Walde Ejef: a symbol of media resilience in a conflict zone
Walde Ejef (Walde from Fulfulde and Ejef from Tamashek) means “Association of the inhabitants of the dunes”. The only radio station to broadcast in Gorom-Gorom (Burkina Faso) had to adapt to the security situation.
“Before the crisis, we didn’t have many taboos. Now, we can no longer afford to talk about certain things, such as sexual and reproductive health,” says Oumarou Dicko, head of Gorom-Gorom’s Walde Ejef radio station. “This means that we try to choose topics and words carefully to avoid anything that could be offensive,” he stresses.
Due to the security situation, the radio station, which was launched in 2002, was forced to adapt and review its programming. “We changed the times of our programmes so that our presenters could get home before nightfall. We’re now limited to 6pm rather than 9pm,” explains the Sahel native, who is highly invested in his community and his radio station.

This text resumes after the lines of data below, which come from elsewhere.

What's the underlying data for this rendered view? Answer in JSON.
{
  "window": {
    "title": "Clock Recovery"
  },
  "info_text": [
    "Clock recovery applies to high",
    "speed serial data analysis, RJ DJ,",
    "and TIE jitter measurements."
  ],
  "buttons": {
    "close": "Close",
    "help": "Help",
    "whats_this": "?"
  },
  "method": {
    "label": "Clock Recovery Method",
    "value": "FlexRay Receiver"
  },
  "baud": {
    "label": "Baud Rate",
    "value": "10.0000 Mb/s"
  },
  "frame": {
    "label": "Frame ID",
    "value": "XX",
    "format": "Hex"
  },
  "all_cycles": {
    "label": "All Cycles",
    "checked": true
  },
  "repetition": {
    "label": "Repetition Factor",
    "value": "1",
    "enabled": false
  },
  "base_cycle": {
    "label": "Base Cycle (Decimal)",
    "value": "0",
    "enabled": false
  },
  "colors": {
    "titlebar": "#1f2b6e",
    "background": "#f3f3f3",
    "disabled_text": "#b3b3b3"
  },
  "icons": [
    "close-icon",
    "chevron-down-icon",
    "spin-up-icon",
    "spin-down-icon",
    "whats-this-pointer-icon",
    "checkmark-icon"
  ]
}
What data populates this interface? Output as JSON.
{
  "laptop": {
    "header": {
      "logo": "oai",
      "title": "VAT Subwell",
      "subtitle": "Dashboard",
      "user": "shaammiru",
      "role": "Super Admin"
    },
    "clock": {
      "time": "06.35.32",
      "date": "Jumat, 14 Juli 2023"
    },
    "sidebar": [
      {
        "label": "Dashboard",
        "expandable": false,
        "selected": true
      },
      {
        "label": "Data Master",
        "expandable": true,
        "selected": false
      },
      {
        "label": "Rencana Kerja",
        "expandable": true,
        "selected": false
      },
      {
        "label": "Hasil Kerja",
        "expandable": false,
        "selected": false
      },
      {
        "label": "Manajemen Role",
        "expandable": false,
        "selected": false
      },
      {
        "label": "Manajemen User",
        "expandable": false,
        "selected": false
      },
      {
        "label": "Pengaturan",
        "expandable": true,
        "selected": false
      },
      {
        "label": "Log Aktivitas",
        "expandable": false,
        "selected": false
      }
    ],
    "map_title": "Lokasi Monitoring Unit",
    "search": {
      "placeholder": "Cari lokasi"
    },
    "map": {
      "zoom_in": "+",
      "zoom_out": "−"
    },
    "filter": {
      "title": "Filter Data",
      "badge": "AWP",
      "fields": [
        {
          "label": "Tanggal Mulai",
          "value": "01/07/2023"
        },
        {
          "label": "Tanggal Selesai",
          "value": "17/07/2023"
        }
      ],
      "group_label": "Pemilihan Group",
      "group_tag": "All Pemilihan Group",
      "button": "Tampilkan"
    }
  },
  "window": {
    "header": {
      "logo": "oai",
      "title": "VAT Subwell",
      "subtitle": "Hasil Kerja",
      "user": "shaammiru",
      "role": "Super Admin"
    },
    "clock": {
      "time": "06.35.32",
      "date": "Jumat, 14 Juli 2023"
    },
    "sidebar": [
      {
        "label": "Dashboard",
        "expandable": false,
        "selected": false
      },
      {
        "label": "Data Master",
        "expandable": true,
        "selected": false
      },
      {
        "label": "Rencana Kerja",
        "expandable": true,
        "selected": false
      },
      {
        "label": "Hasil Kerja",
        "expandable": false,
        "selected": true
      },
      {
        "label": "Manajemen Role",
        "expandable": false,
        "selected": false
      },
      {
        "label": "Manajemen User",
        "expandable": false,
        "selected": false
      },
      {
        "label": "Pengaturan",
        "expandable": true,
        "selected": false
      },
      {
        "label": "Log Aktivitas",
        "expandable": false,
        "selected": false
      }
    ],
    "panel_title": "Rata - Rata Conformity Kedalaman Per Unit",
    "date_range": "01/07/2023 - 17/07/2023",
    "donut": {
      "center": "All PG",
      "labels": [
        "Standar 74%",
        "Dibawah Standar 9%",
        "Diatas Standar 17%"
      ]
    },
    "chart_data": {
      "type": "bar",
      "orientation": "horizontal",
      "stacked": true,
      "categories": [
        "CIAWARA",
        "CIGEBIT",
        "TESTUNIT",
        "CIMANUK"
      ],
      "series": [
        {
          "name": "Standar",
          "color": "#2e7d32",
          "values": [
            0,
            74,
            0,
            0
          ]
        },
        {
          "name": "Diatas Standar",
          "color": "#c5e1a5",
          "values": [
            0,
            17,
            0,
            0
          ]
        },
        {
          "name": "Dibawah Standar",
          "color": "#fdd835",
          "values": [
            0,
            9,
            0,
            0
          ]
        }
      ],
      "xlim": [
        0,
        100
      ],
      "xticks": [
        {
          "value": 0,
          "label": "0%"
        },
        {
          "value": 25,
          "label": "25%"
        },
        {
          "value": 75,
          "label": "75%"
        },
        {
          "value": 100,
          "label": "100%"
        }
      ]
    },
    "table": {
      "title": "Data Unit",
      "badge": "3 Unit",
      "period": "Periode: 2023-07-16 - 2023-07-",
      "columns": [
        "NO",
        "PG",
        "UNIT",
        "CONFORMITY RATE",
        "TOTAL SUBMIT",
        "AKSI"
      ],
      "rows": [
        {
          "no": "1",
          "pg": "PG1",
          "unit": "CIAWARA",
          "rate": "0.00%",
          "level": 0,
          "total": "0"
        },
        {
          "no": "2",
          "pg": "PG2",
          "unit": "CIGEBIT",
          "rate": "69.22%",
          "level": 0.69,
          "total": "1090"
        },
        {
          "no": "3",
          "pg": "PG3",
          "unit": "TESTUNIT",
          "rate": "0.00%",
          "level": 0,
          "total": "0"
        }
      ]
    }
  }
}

In this situation, “MediaSahel was a great help to us,” says Oumarou Dicko. “We’ve built on our knowledge of information, education, communication (IEC), management and interview techniques. This has helped our presenters to choose their words carefully when they’re on air.”
"The radio station’s future will depend on how the security situation unfolds”
The fact remains that the station manager—who is now forced to wear the cap of both president of the association and director—was not able to achieve the restructure that he wanted. "We wanted to create a new organisation chart and set up a management committee for the station. We decided to recruit a director, but unfortunately he didn’t stay when the situation deteriorated,” he says.
As a result, he remains cautious about the future. "So far, we have been able to take precautions to continue broadcasting, but we don’t know when the situation might change. The radio station’s future will depend on how the security situation unfolds,” he notes. "If our facilities are attacked, we'll have difficulty starting up again because we’re a community radio station.”
Until the future gets brighter, Oumarou Dicko’s commitment and perseverance make him a role model for his peers.